According to the present invention, since the tip of the collet enters into the counterbore only at the four corners of the semiconductor element and in the vicinity thereof, the area where the tip of the collet enters only in the areas corresponding to the four corners of the semiconductor element. You should consider it. Therefore, it is not necessary to form a large counterbore over the entire periphery of the semiconductor element as in the conventional example described above.

Therefore, the pad and the semiconductor element arranged on the circuit board can be arranged closer to each other than in the conventional case. That is, the semiconductor device can be significantly downsized.

[Brief description of drawings]

FIG. 1 is a top view showing a step of placing a semiconductor element in a counterbore of a circuit board using a collet of the present invention, and an enlarged partial cross-sectional view of a main part of the top view.

FIG. 2 is a process sectional view illustrating a method of mounting a semiconductor element on a substrate using a conventional collet.

FIG. 3 is a top view for explaining the problems of the conventional collet.

FIG. 4 is a cross-sectional view illustrating a problem of a conventional collet.

FIG. 5 is a cross-sectional view for explaining a problem with a conventional collet.

FIG. 6 is a partial side view illustrating the overall configuration of the collet.

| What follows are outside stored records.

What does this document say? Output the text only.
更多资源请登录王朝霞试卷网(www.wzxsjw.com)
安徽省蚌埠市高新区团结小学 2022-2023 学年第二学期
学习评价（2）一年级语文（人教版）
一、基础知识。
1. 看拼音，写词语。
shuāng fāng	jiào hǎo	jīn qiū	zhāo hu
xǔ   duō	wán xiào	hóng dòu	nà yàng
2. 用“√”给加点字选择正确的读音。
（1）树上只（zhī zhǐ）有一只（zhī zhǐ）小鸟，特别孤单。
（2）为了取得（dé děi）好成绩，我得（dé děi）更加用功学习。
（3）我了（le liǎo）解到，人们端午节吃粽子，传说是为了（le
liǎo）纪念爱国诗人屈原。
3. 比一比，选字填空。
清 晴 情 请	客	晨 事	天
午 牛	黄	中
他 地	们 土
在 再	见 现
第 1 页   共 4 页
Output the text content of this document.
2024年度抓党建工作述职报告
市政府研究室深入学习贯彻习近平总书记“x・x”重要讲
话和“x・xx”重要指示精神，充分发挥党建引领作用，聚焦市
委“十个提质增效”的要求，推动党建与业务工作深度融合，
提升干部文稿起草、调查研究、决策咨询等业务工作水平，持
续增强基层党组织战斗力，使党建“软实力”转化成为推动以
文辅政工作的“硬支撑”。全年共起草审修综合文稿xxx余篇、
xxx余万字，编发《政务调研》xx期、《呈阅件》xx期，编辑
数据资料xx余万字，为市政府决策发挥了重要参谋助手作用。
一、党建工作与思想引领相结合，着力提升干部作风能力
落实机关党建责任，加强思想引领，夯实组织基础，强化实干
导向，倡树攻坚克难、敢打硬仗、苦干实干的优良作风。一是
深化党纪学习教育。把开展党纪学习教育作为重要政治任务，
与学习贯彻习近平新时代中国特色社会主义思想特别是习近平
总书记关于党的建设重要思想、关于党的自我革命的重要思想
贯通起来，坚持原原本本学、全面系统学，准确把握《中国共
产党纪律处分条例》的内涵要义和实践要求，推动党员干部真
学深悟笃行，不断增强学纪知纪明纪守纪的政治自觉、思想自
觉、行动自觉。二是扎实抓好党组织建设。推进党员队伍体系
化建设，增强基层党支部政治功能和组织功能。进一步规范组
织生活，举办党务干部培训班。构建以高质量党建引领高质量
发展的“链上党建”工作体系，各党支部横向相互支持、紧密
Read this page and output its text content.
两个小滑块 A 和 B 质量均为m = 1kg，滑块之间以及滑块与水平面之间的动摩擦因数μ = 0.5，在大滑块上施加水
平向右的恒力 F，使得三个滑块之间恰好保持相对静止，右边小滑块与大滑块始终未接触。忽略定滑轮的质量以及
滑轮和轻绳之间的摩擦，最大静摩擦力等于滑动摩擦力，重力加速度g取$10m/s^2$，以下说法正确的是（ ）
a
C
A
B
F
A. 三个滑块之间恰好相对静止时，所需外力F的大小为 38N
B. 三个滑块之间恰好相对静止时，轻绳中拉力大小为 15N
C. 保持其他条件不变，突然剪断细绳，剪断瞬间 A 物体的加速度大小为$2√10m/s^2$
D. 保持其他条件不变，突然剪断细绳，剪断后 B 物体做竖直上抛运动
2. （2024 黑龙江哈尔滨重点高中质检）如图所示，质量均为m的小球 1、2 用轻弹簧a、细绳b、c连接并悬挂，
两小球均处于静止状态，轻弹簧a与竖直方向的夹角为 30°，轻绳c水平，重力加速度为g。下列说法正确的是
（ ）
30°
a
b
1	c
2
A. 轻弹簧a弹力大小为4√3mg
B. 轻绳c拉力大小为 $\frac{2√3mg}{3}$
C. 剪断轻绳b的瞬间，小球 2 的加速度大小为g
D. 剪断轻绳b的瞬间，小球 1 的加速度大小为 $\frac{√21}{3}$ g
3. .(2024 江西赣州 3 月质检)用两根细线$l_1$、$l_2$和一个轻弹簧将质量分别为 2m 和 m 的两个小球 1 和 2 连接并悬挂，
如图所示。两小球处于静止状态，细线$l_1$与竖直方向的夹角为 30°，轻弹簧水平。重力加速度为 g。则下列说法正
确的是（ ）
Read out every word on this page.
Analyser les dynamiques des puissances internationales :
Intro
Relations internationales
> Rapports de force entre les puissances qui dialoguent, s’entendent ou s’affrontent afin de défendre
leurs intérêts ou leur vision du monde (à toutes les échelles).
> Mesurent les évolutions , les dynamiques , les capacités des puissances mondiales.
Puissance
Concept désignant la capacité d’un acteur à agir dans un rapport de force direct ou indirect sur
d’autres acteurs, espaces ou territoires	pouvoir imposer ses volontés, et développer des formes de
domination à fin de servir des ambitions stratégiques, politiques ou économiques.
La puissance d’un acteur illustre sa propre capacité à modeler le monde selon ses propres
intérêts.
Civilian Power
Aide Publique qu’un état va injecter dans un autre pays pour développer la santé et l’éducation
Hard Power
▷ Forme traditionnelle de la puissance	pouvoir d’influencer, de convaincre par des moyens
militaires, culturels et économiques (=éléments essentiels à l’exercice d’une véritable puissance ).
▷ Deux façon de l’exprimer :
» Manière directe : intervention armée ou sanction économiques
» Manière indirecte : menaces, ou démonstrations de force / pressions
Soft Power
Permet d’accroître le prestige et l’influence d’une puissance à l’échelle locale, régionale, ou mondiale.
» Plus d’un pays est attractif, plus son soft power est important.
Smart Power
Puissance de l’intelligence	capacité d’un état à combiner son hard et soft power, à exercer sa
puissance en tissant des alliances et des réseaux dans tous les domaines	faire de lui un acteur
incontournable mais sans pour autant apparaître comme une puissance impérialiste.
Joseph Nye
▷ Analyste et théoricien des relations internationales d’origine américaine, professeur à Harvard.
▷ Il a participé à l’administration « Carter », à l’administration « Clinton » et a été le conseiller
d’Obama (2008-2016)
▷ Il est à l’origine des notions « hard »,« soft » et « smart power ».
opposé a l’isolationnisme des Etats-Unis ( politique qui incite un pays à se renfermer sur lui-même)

FIG. 7 is a partial cross-sectional view illustrating another embodiment of the present invention.

[Explanation of symbols]

101 Semiconductor element 102 collet 102-1 to 102-4 Collet grip 103 circuit board 104 counterbore 104-1 to 104-4 entry area 105 adhesive 106 pads

Claims (5)

(57) [Claims] 1. A square semiconductor device having four holding parts having corners corresponding to side faces of four corners, and the semiconductor device is sandwiched by engaging these holding parts with the four corners. In the semiconductor manufacturing jig to be transferred, the gripping portion has an opening at a position corresponding to a side surface of the semiconductor element, and the side surface of the semiconductor element is sucked through the opening to sandwich the semiconductor element. A semiconductor manufacturing jig. 2. A step of sandwiching the four corners of a rectangular semiconductor element having an integrated circuit formed on the surface and side surfaces in the vicinity thereof,
A semiconductor element, comprising: a step of transferring the semiconductor element into the recess formed in the external substrate while holding it; and a step of fixing the semiconductor element to the bottom of the recess after the transfer. How to implement. 3. An adhesive is introduced at the bottom of the recess,
Then, the semiconductor device is transferred onto the adhesive,
After that, the semiconductor element is fixed while the semiconductor element is fixed while vibrating the semiconductor element. 4. The semiconductor manufacturing jig used in the sandwiching step according to claim 2, has four gripping portions each having a corner portion that engages with the four corners of the rectangular semiconductor element. A semiconductor manufacturing jig, wherein the semiconductor element is sandwiched by bringing parts into contact with the four corners of the semiconductor element. 5. The semiconductor manufacturing jig according to claim 4, wherein the gripping portion has an opening at a position corresponding to the side surface of the semiconductor element, and the side surface of the semiconductor element is sucked through the opening. A semiconductor manufacturing jig characterized by sandwiching a semiconductor element.